How it happened: The Diamondbacks used a six-run fourth to take control. Chicago starter Paul Maholm gave up a single to eight-hole hitter Ryan Roberts and walked opposing pitcher Ian Kennedy to begin the inning, which opened the floodgates. The Cubs scored three runs in the top of the fifth to cut the deficit to 7-5, but four Diamondbacks relievers combined to shut them down the rest of the way. Maholm allowed nine hits and seven runs (six earned) in 3 1/3 innings to fall to 4-6 on the year. He walked three and didn’t strike out a batter. Centerfielder David DeJesus finished 4-for-5 with a double and shortstop Starlin Castro was also 4-for-5. Both players tied career highs for hits in a game. First baseman Steve Clevenger had a two-run double in the fifth.
What it means: After taking two of three games from the White Sox earlier this week, the Cubs were attempting to win back-to-back road series for the first time since Aug. 29-Sept. 11 of last year, when they beat the Giants and the Mets. However, the Diamondbacks have already clinched the three-game set with wins in the first two games heading into Sunday's finale. Chicago has the worst record in baseball at 24-47.
Outside the box: Castro’s considerable offensive prowess was on display again, as he finished 4-for-5 to raise his batting average to .308 on the season. The team’s star shortstop is 13-for-27 in his past six games after his average dipped to .291 on June 16. However, he hasn’t taken a walk since June 2 and Castro has only six walks in 308 plate appearances on the season.
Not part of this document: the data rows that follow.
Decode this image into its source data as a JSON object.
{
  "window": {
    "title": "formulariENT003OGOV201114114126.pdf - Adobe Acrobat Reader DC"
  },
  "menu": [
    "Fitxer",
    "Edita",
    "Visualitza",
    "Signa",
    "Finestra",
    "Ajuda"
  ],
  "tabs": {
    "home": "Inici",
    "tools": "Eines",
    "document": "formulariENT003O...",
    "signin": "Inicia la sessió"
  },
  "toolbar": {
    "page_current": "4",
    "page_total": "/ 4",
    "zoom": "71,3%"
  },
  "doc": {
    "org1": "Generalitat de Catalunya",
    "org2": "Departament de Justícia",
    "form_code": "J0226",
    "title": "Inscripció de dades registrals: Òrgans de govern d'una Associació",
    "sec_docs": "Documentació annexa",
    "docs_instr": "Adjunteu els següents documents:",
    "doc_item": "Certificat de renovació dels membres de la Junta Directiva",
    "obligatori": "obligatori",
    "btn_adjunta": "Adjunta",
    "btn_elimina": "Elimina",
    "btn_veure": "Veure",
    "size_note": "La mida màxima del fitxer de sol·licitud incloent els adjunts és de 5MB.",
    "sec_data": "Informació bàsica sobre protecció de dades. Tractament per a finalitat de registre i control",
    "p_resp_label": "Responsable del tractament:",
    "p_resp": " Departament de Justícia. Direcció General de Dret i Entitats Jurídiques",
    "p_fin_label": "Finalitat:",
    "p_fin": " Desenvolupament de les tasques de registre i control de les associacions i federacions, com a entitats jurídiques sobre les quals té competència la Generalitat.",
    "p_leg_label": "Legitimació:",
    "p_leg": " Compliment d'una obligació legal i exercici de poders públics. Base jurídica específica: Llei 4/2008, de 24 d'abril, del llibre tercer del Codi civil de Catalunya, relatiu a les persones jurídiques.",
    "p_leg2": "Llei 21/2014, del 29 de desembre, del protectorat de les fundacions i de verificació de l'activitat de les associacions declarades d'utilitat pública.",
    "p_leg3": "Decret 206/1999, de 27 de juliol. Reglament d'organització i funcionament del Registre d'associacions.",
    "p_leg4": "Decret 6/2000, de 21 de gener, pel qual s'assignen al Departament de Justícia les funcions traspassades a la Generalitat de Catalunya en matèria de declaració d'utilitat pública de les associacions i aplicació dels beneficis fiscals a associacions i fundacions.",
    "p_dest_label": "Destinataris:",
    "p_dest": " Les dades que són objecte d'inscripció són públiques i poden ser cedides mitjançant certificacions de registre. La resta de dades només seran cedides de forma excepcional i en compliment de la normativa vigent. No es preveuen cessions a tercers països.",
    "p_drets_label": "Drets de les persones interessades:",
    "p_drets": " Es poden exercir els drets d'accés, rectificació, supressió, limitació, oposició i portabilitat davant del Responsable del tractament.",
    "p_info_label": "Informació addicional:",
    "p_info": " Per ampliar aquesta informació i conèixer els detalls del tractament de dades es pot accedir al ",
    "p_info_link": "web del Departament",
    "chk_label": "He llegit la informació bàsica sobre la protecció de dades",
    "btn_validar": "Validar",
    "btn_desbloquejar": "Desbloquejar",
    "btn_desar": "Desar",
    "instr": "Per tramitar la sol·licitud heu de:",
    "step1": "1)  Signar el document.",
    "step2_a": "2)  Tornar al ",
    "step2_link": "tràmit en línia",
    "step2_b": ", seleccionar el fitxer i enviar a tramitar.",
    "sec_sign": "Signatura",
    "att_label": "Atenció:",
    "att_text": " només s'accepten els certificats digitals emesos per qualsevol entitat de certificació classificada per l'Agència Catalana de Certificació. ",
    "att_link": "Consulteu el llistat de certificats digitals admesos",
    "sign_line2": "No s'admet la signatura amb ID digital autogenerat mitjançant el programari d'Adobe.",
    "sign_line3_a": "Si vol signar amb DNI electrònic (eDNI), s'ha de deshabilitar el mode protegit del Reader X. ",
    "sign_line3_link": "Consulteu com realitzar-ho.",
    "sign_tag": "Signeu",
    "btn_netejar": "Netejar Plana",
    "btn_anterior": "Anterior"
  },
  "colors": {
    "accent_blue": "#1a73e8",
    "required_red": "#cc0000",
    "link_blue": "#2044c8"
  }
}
While his batting average is 13th in the National League, his on-base percentage of .321 is only two percentage points above the major league average.
Play of the game: Maholm hit his second career home run, a two-run shot to right field, to give the Cubs a 2-1 lead in the top of the fourth. Maholm was 1-for-25 with 16 strikeouts this season prior to that at-bat. His first career home run came on May 9, 2009. He became the first Cubs pitcher to homer since Carlos Zambrano did so on Aug. 6, 2011.